Later, after the judge returned to the courtroom and the court reporter was in place, defense counsel moved for a mistrial on the ground that the judge was absent during the playing of the videotaped depositions. The judge responded, on the record, "Give me the case that says that I have to be there. Just give me a case that says that." The judge then denied the request for a mistrial.
The panel also learned at oral argument that other Superior Court judges, although very few in number, have adopted the same practice under scrutiny here.
[Note 3] The defendants claim that the plaintiff waived any rights she may have had concerning the judge's absence from the courtroom because she failed to object on the record. At argument, the defendants conceded that at the lobby conference previously referred to, the plaintiff did object to the judge's absence from the bench.

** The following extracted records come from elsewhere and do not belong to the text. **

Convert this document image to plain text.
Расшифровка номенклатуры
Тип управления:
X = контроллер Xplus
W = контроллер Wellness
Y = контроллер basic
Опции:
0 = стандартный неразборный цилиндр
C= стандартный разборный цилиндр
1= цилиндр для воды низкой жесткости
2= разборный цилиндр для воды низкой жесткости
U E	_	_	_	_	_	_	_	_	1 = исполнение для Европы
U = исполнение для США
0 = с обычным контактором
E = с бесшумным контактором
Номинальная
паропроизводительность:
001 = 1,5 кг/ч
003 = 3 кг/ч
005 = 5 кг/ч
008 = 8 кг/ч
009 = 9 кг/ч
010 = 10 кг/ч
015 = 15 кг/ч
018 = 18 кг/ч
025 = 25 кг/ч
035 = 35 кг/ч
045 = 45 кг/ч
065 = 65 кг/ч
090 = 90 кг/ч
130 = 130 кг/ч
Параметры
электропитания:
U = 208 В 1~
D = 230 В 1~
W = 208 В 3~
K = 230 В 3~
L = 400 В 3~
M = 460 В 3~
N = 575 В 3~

Under the unique circumstances of this case, we hold that Mass.R.Civ.P. 46, 365 Mass. 811 (1974), was satisfied.
[Note 4] For example, in Bergstrom, the judge, prosecutor, defense counsel, the child witness's grandmother, and a video technician were in a room apart from the courtroom while the defendant remained in the courtroom with the jury. The jury and the defendant watched the child testify by means of a television monitor.
[Note 5] Because we have ruled that the plaintiff objected to the judge's absence (n.3), we do not address the issue whether the parties may agree to the judge's absence from the courtroom during the presentation of evidence. However, parties should not be asked by judges to consent to their absence.